Smart and atmospheric, with a delicious undercurrent of brutality, this is a political thriller executed with the panache of Hitchcock in his prime. There's no showing off here, just the quiet competence of a man who knows how to be scary, subversive and satiric all at once.
A Brit living in America (Ewan McGregor) stumbles into the gig of a lifetime. He'll be paid a terrific amount to anonymously complete a memoir by a former British prime minister. The book needs a thorough rewrite before going to the publisher.
Just a couple of problems: The job must be completed in a matter of days. And the original ghostwriter has turned up dead on a Martha's Vineyard beach, where the P.M. has been staying.
The writer (his name, according to the credits, is simply "The Ghost") has his work cut out for him. The manuscript is filled with the worst sort of autobiographical banalities. His subject, Adam Lang (Pierce Brosnan), is too obsessed with shoring up his crumbling reputation to actually reveal anything of interest. Our man tries to get Lang to open up, to discover the human being behind the handsome photo op.
Easier said than done. Lang is distracted by news that a European war crimes tribunal is investigating him for allowing British citizens — suspected terrorists — to be turned over to the CIA for torture.
Before the ghostwriter knows what's hit him, he finds himself in executive sessions with Lang, wife Ruth (Olivia Williams) and cutthroat chief of staff (and Lang's possible mistress) Amelia Bly (Kim Cattrall). Before long, the writer is composing Lang's official statements to the press.

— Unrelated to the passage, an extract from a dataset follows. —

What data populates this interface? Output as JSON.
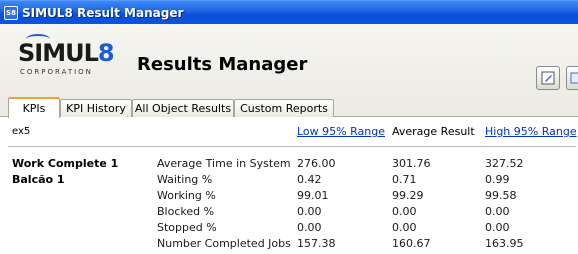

That is nothing compared to the writer's discomfort when he goes through his predecessor's belongings and uncovers clues that Adam Lang may not be at all what he seems. If the first ghostwriter came to an unfortunate end, can the new man expect any better?

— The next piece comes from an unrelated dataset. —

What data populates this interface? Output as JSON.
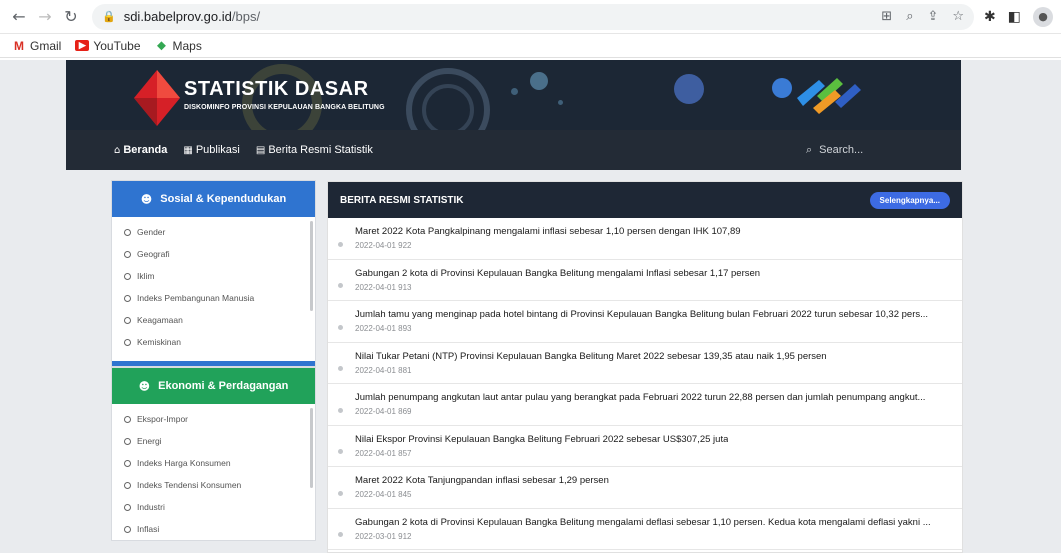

Robert Harris' screenplay, based on his own novel, is a model of slowly building tension and incredibly effective dialogue. Indeed, the conversations in "Ghost Writer" are so beautifully structured that only in retrospect do you realize that what appeared to be a discussion of one thing was, in fact, about something entirely different.
This is someone who understands language and its possibilities for revelation — or concealment.
The acting is solid all around — Brosnan excels at presenting a pretty fellow with too much/not enough going on inside — but this is a director's film.
Polanski delivers time after time, showing his mastery of the material. Each scene plays out in seductive rhythm.
And his physical settings are spot on — a summer house on a perpetually gray, windswept shoreline with its poured concrete modernity exudes all the charm of a Nazi bunker overlooking Omaha Beach.
Yet the film was shot entirely in Europe, because Polanski is a wanted man in the States. A few Massachusetts license plates and a couple of American flags, and the illusion is complete.
Right now, we're in the doldrums of the movie calendar. How wonderful, then, to come across a film that will surely go down as one of the year's best.